Kreyolicious: Speaking of your father, what did he think of your career leanings?
Well, he got to see become a pretty successful magazine and newspaper writer before he passed away in 2004. He was proud. He knew I was going to become a professional writer when I was a kid. It was going to be that or architecture. Everyone in our neighborhood and College Bird knew that. When I was 18 and in college, my dad was [concerned] with my dreadlocks. He worried they would stall my career. I told him that as long as I can write well, white people would forgive my dreadlocks. I was proven right. Too bad he didn’t live another ten years to see how well received a novel I wrote called God Loves Haiti has been. He’s one of those people who never doubted that God loved Haiti. He’d have gotten an incredible kick out of the novel. When I did my book signing in Haiti, I felt his presence among all the elders at the reading who kept asking questions about the novel’s title.
Kreyolicious: Did you ever consider any other titles for the book?
I’m very attached to every single word in that book from cover to the last sentence.

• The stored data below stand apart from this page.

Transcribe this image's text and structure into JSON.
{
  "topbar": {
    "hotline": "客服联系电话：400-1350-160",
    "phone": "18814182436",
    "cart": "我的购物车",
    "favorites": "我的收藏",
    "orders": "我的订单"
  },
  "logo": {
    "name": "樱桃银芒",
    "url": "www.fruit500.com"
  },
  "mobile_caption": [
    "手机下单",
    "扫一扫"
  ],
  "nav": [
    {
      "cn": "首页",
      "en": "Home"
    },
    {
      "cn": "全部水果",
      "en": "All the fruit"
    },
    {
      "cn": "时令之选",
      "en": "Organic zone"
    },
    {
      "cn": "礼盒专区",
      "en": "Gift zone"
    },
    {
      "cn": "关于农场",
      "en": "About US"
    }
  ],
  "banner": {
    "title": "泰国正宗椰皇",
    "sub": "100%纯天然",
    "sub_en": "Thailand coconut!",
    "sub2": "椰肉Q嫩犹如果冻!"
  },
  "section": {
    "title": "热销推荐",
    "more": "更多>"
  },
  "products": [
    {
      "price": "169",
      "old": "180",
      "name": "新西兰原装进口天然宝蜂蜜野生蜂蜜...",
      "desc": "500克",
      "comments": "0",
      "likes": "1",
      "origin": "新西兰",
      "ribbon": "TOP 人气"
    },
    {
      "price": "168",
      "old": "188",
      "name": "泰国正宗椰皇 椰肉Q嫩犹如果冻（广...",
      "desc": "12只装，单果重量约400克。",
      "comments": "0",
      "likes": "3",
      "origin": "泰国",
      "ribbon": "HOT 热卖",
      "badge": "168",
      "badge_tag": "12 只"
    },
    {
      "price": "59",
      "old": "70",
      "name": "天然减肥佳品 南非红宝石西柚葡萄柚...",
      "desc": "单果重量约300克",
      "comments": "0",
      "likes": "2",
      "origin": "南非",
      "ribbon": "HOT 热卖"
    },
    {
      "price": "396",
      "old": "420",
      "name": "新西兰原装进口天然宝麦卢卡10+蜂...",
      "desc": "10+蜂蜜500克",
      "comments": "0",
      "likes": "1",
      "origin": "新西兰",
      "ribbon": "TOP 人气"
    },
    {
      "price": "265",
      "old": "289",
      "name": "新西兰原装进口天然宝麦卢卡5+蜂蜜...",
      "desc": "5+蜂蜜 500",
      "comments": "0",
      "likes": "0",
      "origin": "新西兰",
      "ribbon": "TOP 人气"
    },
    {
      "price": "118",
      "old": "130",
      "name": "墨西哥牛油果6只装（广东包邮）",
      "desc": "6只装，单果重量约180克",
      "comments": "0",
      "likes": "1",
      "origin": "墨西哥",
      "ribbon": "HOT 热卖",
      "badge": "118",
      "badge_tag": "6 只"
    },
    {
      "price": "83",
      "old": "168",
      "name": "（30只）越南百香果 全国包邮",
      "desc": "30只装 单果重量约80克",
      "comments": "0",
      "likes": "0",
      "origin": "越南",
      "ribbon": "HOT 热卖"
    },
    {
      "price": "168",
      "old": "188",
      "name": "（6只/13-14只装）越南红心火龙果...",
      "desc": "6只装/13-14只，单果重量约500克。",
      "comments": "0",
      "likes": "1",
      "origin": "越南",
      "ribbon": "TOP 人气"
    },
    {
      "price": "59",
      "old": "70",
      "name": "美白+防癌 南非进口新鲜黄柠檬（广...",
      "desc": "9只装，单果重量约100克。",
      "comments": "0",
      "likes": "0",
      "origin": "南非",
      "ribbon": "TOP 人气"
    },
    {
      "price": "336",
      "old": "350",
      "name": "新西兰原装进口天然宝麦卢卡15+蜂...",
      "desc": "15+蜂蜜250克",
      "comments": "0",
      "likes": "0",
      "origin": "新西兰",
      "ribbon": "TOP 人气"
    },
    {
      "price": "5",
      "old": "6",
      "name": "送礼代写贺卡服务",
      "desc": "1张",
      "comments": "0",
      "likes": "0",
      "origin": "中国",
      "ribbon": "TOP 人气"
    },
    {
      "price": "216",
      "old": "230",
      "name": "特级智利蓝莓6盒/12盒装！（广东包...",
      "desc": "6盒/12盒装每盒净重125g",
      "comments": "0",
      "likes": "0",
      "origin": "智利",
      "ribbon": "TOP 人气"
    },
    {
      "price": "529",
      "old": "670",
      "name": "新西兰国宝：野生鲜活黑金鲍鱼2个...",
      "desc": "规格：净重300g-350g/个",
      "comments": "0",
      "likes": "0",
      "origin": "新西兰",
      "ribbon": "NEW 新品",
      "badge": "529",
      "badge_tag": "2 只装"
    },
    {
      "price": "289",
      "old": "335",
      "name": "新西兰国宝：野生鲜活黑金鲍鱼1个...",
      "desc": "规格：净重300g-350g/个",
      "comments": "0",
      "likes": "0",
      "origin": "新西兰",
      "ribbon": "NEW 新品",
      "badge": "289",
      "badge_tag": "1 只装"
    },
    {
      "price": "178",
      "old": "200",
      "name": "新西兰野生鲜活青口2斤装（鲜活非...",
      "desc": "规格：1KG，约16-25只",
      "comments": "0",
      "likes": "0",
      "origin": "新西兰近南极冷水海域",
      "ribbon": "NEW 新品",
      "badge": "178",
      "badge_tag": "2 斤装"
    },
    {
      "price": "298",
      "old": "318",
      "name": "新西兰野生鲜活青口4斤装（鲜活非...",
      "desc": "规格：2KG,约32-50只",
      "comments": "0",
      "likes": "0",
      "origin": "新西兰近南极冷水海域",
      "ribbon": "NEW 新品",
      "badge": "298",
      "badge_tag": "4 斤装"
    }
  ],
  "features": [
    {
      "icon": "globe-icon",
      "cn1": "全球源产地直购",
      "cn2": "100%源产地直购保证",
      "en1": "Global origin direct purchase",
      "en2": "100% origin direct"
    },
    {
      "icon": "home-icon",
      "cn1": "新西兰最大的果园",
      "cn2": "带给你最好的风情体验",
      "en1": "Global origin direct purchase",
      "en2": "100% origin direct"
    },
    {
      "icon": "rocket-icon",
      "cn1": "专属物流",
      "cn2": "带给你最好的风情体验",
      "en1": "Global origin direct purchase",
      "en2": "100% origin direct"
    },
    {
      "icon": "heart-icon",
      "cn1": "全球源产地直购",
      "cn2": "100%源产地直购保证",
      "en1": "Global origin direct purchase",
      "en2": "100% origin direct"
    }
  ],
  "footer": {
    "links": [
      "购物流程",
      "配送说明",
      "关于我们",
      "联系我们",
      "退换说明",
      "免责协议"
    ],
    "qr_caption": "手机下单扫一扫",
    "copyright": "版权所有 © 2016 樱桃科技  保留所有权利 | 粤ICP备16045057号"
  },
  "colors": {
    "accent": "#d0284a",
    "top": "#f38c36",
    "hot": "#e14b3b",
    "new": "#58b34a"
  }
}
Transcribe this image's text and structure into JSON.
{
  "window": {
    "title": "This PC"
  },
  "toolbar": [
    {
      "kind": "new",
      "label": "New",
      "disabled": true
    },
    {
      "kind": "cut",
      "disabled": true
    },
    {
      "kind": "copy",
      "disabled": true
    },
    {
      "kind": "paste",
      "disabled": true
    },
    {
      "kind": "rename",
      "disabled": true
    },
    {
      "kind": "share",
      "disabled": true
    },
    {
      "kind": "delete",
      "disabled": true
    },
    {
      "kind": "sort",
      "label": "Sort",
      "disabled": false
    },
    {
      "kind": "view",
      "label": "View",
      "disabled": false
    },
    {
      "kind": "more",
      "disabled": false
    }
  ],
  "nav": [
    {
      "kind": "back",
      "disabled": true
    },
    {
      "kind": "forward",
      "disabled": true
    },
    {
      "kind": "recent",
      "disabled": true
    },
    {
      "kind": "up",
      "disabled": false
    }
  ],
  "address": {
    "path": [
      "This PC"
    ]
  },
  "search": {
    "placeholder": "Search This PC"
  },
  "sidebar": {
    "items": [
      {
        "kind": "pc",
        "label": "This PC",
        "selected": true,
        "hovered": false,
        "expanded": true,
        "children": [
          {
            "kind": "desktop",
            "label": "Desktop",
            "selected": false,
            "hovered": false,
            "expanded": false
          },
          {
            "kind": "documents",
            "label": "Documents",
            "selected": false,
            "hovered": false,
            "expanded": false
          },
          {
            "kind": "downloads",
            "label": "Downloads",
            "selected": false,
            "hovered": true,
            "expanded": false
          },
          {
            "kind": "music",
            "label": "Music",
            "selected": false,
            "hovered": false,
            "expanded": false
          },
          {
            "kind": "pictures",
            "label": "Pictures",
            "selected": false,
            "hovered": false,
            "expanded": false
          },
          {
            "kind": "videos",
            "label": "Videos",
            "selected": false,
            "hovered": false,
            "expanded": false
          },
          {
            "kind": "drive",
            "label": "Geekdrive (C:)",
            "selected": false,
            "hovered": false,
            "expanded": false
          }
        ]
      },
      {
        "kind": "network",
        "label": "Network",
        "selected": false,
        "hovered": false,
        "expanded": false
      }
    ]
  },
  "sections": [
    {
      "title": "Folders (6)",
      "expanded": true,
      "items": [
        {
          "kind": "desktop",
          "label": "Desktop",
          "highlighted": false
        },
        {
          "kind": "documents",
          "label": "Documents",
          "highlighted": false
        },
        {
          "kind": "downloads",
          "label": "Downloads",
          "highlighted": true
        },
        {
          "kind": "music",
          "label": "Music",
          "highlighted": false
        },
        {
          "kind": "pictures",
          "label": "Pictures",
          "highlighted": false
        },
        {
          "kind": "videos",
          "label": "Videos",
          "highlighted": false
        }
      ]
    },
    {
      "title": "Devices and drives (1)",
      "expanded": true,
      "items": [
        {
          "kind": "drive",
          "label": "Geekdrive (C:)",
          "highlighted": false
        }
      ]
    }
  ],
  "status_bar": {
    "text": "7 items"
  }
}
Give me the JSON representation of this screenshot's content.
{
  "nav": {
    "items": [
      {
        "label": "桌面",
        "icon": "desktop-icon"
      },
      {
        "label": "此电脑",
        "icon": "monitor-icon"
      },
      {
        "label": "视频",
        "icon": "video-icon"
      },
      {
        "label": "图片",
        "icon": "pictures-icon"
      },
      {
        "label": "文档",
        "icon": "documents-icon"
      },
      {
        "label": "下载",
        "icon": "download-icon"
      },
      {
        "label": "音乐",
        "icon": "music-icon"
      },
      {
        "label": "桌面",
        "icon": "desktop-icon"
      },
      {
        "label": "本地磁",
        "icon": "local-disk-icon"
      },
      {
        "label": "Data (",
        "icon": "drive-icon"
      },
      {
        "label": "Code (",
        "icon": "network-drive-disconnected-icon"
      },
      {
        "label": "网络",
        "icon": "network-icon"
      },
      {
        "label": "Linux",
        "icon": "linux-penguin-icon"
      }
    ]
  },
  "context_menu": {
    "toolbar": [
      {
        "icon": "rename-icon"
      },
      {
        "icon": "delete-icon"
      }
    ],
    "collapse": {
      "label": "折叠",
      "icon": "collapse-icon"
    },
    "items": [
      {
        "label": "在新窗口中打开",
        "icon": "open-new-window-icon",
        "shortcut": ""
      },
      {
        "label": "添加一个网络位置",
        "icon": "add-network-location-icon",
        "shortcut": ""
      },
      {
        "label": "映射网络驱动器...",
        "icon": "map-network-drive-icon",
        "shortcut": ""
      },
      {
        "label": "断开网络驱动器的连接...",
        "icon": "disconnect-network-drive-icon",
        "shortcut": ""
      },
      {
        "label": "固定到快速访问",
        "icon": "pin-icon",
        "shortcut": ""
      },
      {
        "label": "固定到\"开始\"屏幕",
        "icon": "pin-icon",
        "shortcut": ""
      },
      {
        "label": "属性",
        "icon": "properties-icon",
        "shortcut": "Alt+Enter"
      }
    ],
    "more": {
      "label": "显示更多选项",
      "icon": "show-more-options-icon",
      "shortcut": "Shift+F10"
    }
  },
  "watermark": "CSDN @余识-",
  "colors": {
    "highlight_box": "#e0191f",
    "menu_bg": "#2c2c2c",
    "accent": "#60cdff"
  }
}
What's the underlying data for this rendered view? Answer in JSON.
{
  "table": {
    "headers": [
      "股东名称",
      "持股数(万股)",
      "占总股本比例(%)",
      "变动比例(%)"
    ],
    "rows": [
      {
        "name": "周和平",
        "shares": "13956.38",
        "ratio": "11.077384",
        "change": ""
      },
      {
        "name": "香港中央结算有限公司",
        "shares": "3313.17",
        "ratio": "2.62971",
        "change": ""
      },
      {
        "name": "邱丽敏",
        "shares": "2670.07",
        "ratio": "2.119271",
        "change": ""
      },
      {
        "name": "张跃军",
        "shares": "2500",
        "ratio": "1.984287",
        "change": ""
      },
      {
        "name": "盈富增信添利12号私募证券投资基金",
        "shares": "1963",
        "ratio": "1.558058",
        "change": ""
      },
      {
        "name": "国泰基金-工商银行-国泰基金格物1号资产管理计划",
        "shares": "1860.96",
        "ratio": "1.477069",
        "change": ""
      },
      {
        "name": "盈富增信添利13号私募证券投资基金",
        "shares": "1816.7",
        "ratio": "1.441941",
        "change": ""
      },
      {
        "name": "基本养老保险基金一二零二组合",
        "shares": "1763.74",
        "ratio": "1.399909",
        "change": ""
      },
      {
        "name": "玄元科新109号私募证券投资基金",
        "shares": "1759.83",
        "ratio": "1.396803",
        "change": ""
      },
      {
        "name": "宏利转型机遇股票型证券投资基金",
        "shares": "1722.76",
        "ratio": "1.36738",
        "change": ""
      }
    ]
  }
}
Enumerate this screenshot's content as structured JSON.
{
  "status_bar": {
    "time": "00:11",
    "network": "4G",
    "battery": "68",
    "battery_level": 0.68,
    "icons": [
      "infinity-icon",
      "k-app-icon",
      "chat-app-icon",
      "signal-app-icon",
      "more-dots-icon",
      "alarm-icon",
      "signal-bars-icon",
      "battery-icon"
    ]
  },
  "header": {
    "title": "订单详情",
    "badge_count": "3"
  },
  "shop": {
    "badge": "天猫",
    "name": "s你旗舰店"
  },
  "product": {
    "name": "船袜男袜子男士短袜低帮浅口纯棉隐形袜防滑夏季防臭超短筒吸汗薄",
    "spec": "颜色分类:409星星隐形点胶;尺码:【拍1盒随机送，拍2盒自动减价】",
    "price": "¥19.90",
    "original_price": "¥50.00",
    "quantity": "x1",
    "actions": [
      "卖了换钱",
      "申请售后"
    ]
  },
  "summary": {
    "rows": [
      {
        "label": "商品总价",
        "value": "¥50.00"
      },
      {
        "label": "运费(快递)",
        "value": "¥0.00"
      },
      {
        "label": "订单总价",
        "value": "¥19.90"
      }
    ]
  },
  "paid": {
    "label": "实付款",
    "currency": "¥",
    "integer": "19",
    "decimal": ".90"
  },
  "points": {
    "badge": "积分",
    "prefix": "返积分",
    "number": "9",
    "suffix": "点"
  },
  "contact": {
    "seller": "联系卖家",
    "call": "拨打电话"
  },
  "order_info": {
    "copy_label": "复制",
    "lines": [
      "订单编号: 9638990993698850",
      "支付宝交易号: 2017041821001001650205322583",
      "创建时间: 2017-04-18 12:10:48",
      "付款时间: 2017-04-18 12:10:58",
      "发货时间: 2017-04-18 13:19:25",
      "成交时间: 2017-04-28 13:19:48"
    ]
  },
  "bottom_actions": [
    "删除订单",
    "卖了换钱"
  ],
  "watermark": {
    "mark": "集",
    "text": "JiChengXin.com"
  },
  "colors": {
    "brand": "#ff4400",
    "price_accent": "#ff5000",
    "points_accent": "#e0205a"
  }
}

I wrote them in 2011 and held on to them no matter how many publishers rejected the manuscript. You could say the novel is my version of Kanye West’s “Jesus Walks.”
Kreyolicious: After reading your God Loves Haiti, Gary Shteyngart said that he wished you could produce a tome every month. Is there another novel lurking in the fingers of Dimitry Elias Leger? What should we expect from you next?
Yes, you can look forward to more novels from me in the future. I’m enjoying the process of finding new ways to tell new stories in my particular style. There are so many Haitian lives to explore. One thing I know, I’m sure my future novels won’t come out at the frequency Gary suggests though!